Grim prospect. All summer, the fan looked about for reassurance. There were familiar sounds all around. Van Morrison, a favorite since the early '60s, released yet another album, Avalon Sunset, a lyrical, ruminative shard of spirituality that he refused to push or publicize. The Grateful Dead persisted, a whole band of Peter Pans camping out in a hippie never-never land. The Bee Gees returned; so did the Jefferson Airplane and the Doobie Brothers. These weren't revivals; they were exhumations.

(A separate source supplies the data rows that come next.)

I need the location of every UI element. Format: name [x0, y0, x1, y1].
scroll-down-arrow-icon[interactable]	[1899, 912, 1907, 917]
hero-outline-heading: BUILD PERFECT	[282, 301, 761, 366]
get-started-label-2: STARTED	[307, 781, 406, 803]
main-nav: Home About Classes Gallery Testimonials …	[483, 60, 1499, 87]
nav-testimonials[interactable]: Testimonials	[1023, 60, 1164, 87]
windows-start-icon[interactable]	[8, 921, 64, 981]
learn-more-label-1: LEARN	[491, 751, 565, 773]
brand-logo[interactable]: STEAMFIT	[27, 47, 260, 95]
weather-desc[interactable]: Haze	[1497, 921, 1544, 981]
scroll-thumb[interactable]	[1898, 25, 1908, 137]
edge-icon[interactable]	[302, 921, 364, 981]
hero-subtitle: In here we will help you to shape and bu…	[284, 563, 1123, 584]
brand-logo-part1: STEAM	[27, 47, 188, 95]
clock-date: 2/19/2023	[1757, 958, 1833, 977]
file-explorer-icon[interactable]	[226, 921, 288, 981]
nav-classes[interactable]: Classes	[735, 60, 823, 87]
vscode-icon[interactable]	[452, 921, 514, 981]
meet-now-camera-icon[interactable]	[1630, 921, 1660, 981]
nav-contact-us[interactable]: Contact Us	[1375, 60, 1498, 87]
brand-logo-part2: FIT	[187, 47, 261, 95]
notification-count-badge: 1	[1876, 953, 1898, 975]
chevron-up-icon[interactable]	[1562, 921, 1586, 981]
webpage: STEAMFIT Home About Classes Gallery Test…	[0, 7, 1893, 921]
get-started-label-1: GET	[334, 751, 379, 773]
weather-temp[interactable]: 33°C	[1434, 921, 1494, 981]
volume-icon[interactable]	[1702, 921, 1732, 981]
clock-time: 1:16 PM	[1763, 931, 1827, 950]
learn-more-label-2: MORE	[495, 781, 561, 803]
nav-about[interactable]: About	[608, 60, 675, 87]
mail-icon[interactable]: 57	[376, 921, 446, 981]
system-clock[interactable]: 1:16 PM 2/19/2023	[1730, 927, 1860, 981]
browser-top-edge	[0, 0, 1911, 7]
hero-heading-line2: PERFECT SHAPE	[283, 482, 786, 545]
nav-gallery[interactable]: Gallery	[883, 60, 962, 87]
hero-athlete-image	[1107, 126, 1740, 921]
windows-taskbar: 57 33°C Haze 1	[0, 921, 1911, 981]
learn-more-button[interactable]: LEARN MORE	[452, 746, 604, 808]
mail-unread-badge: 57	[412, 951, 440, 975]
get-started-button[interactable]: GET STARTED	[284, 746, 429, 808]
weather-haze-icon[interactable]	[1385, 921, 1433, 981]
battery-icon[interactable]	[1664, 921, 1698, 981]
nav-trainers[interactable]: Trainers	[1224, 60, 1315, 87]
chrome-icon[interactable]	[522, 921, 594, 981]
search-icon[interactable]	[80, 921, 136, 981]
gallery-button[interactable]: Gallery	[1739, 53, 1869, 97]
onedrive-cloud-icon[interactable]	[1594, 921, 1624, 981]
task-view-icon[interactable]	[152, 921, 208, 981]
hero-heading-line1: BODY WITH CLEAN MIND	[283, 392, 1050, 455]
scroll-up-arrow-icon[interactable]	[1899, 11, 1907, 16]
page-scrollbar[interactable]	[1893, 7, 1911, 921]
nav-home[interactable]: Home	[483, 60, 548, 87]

Paul McCartney issued a sprightly new album, Flowers in the Dirt, on which he collaborated with Elvis Costello, and announced a world tour to begin Sept. 26 in Oslo. And Ringo Starr, fresh from an alcohol rehab, hit the road backed by a peerless band of studio all-stars. Strawberry Fields forever.
The fan felt often, now, as if he were out in the middle of a foggy sound, in a weathered boat, with an old radio that kept drifting from station to station. To be sure, there was a lot of new stuff on. Madonna: slick and smart. Rap: angry, slangy and assaultive, good and righteous, but restrictive in its heat.
Honest, now: Can you be a veteran fan and still respond as rock 'n' roll demands you respond -- by belief, by passion, by always raising the stakes -- to performers who may be a quarter-century younger than you are? You could do it with Springsteen; you both were younger then. You did it with U2. But for somebody new? Was rock 'n' roll, forever young, finally middle-aged?
The questions went deeper than chronology. Rock wasn't just the sound track for the '60s. It spurred on and helped shape a whole culture. It was central to change in a way that nothing -- certainly no music -- has been since. Rock was always a music of turbulence, and history, for a while there, caught the beat. Woodstock was a dodge, a growth industry that tie-dyed much that was fierce and righteous in the music into something stuporous and evasive. The seeds of nostalgia were planted in those sodden, trodden New York State fields before the festival was over. Memories were rolled like joints. Smoke 'em if you got 'em.